23 Sep 2013 | 10:03 am | 2 min. read
- Delays in settling VAT disputes particularly costly for businesses - HMRC charges far more interest on underpayments than it pays for overpayments
The backlog of disputes between HMRC and taxpayers has hit record highs this year, with the number of outstanding tax tribunal cases doubling in four years, says Pinsent Masons, the international law firm.
According to Pinsent Masons, there were 26,965 outstanding first-tier tax tribunal cases in 2012/13, up from 24,273 the previous year. This is compared to 13,456 in 2009/10 (see graph below).
Comments Jason Collins, Head of Tax at Pinsent Masons, “These figures show that there is a huge backlog of tax disputes still building up between HMRC and taxpayers, which is costing businesses and individuals dear – both in terms of time and money – while they remain unresolved. Delays also create huge uncertainty for those who are just trying to get on with the day to day running of their businesses.”
Collins says that delays in settling VAT disputes are particularly costly for the businesses involved. This is because while the disputed tax is often “postponed” pending an appeal to the Tribunal in most cases, VAT must normally be paid upfront and then recovered afterwards if successful.
“Paying large amounts of VAT which will sit in limbo for many months is likely to put incredible strain on a company’s cash flow,” explains Collins. “For many businesses already struggling to cope with the impact of the recession, whether from reduced trade or constrained bank lending or both, this could be life or death.”
He adds that even those businesses and individuals who are able to postpone their tax payments until the case is heard could incur potentially hefty charges for delays, as HMRC charges taxpayers up to 3.5% on underpayments but pays just 0.5% interest on overpayments.
Pinsent Masons says that that the massive growth in outstanding cases in the last few years has forced HMRC to soften its litigious approach towards those it believes are not paying the right amount of tax.

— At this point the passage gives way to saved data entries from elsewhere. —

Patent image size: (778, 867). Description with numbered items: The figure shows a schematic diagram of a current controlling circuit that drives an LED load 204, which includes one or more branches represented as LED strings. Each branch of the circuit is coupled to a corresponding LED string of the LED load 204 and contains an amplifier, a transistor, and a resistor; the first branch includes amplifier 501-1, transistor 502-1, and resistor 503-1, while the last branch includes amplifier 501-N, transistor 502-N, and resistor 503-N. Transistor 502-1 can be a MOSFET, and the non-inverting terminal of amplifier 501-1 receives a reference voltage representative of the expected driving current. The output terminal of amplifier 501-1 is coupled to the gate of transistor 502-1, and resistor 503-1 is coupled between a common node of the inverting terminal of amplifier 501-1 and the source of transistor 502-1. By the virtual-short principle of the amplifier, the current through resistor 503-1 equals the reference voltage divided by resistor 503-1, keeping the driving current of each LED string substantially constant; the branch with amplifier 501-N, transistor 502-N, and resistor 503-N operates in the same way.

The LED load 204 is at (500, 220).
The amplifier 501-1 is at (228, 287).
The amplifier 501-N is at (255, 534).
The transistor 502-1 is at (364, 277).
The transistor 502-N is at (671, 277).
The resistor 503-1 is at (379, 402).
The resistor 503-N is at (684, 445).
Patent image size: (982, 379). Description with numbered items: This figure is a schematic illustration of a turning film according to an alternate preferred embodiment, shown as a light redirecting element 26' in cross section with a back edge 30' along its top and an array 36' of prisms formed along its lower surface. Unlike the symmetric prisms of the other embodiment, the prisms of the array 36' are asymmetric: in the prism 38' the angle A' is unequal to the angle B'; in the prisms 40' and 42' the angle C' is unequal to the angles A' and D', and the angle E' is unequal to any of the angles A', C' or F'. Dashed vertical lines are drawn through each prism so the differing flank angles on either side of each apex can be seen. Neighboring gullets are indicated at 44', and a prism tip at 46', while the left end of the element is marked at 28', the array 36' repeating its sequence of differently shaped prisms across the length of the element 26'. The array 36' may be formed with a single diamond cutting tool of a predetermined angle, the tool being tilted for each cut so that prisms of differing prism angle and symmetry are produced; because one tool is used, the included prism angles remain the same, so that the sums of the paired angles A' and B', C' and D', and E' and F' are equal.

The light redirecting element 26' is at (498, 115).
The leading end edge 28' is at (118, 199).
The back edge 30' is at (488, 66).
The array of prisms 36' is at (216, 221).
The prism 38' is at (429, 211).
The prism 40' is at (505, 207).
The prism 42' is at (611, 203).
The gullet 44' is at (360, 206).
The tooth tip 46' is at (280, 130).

In [2012] it revised its Litigation and Settlements Strategy to “encourage HMRC staff to minimise the scope for disputes and seek non-confrontational solutions.”
Says Jason Collins, “Until recently HMRC has taken a deliberately aggressive stance against those who it believes are not paying the right amount of tax, and this is reflected in the continuing upward trend we are seeing in Tribunal cases awaiting a hearing.”
“Of course it will take time for the HMRC’s change of attitude to filter through, but nevertheless HMRC could be doing even more to reduce the amount of litigation it embarks on and take a still more flexible approach.”
He explains, “The fact that HMRC has recently opened up the door to Alternative Dispute Resolution (ADR) is a very positive move, but it’s not going to solve everything.”
“HMRC itself needs to be far more willing than it currently is to instigate constructive negotiations with taxpayers with a view to achieving sensible settlements. It still has a long way to go to establish workable ways to recoup tax without entering into so much costly legal wrangling.”
“In addition, ADR is typically overseen internally by another member of HMRC staff, rather than by an independent adjudicator. So while there is a greater level of detachment which should lead to fewer cases going to Tribunal, some taxpayers may not want to take this route if they don’t feel confident about the fairness of the system.”
“As businesses’ tax affairs become more and more complex in our globalised economy, the potential for tax disputes to arise is likely to increase. Given the intense pressure on HMRC to enforce tax compliance, it’s vital not only that it steps up its efforts to tackle this growing backlog but also does all it can to ensure that disputes are dealt with quickly and fairly in the future.”